This manual shows how to use several aspects of auto-sklearn. It either references the examples where possible or explains certain configurations.

Resampling strategies

Examples for using holdout and cross-validation can be found in the example directory of auto-sklearn.

Parallel computation

auto-sklearn supports parallel execution by data sharing on a shared file system. In this mode, the SMAC algorithm shares the training data for it’s model by writing it to disk after every iteration. At the beginning of each iteration, SMAC loads all newly found data points. An example can be found in the example directory.

In it’s default mode, auto-sklearn already uses two cores. The first one is used for model building, the second for building an ensemble every time a new machine learning model has finished training. The file example_sequential .py in the example directory describes how to run these tasks sequentially to use only a single core at a time.

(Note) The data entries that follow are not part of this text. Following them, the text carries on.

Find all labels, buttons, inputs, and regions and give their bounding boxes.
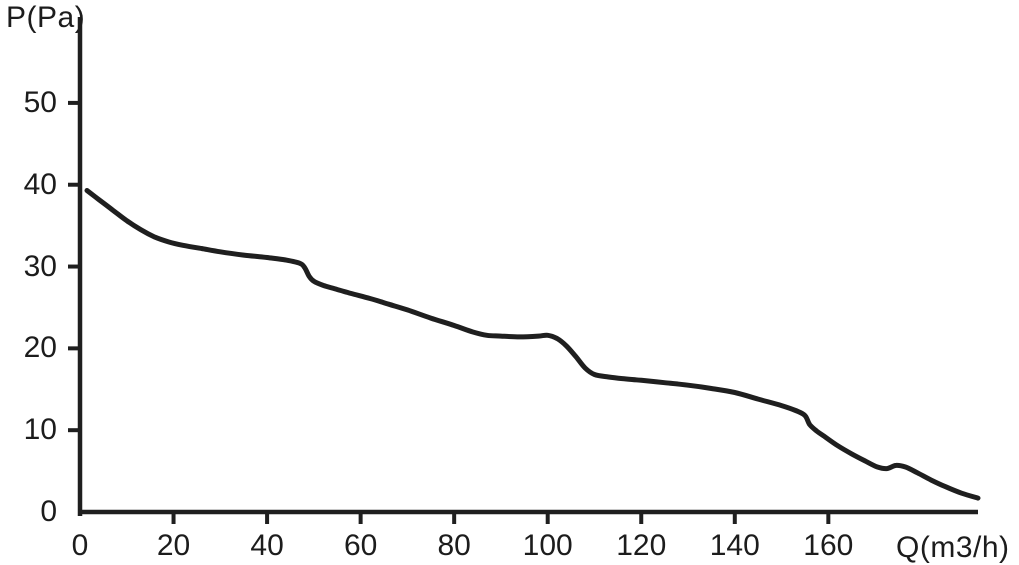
ticks-layer	[68, 100, 831, 524]
y-axis-label: P(Pa)	[6, 1, 86, 34]
fan-curve-line	[84, 188, 981, 501]
axes-layer	[77, 17, 978, 516]
y-tick-label: 50	[23, 85, 57, 119]
x-tick-label: 100	[522, 529, 573, 562]
y-tick-label: 0	[40, 495, 57, 528]
y-tick-label: 10	[23, 413, 57, 447]
x-tick-label: 60	[343, 529, 378, 562]
x-tick-label: 120	[616, 529, 667, 562]
x-tick-label: 80	[437, 529, 471, 562]
x-tick-label: 0	[71, 529, 89, 562]
y-tick-label: 20	[23, 331, 57, 365]
x-tick-label: 160	[803, 529, 854, 562]
x-tick-label: 140	[709, 529, 760, 562]
x-tick-label: 40	[250, 529, 284, 562]
x-tick-label: 20	[156, 529, 191, 562]
y-tick-label: 40	[23, 167, 57, 201]
x-axis-label: Q(m3/h)	[896, 531, 1010, 564]
y-tick-label: 30	[23, 249, 57, 283]
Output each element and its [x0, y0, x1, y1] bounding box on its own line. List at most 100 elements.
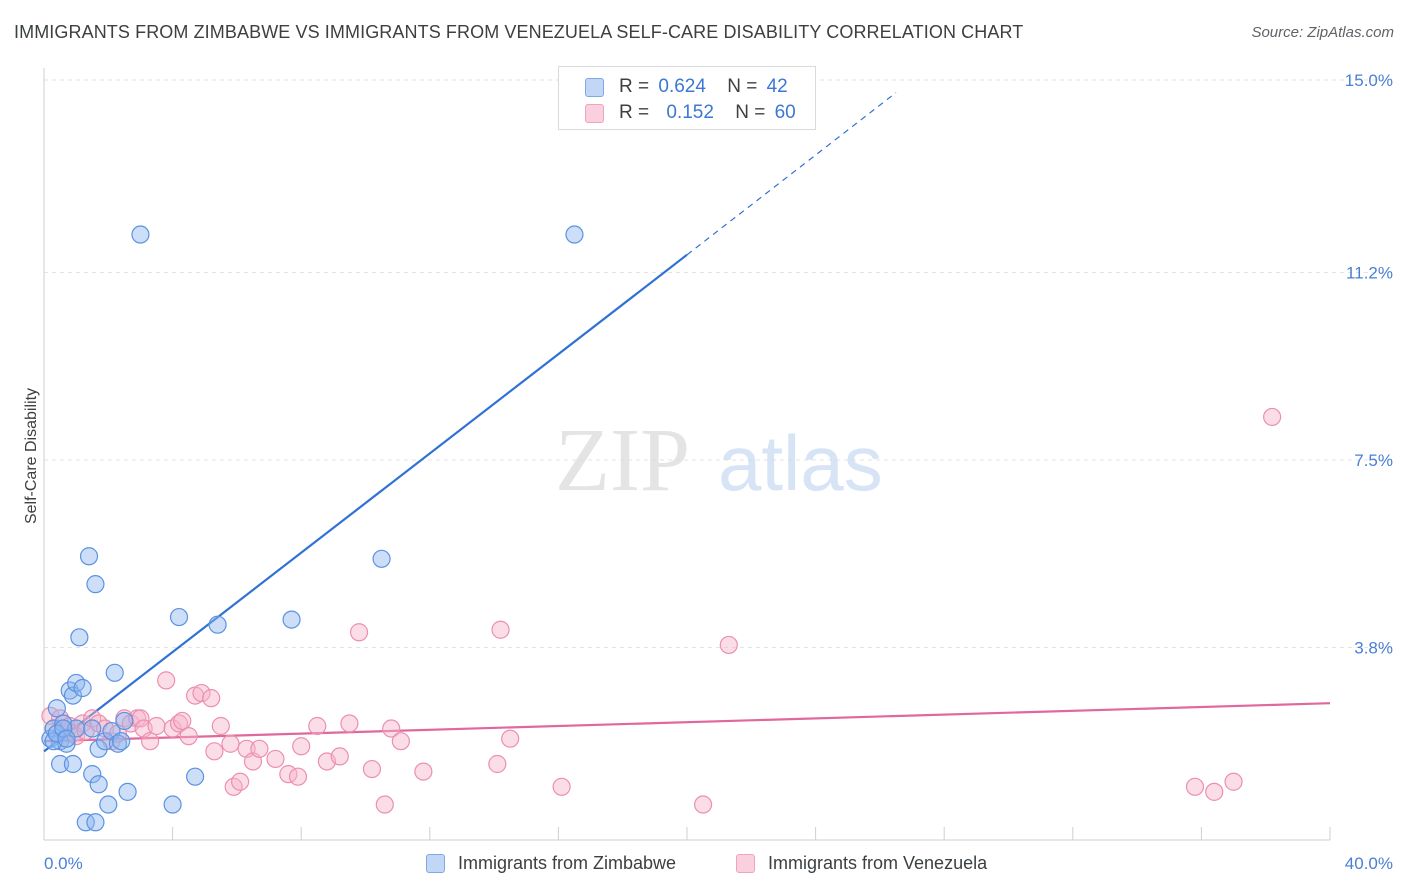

Furthermore, depending on the installation of scikit-learn and numpy, the model building procedure may use up to all cores. Such behaviour is unintended by auto-sklearn and is most likely due to numpy being installed from pypi as a binary wheel (see here). Executing export OPENBLAS_NUM_THREADS=1 should disable such behaviours and make numpy only use a single core at a time.

Model persistence

auto-sklearn is mostly a wrapper around scikit-learn. Therefore, it is possible to follow the persistence example from scikit-learn.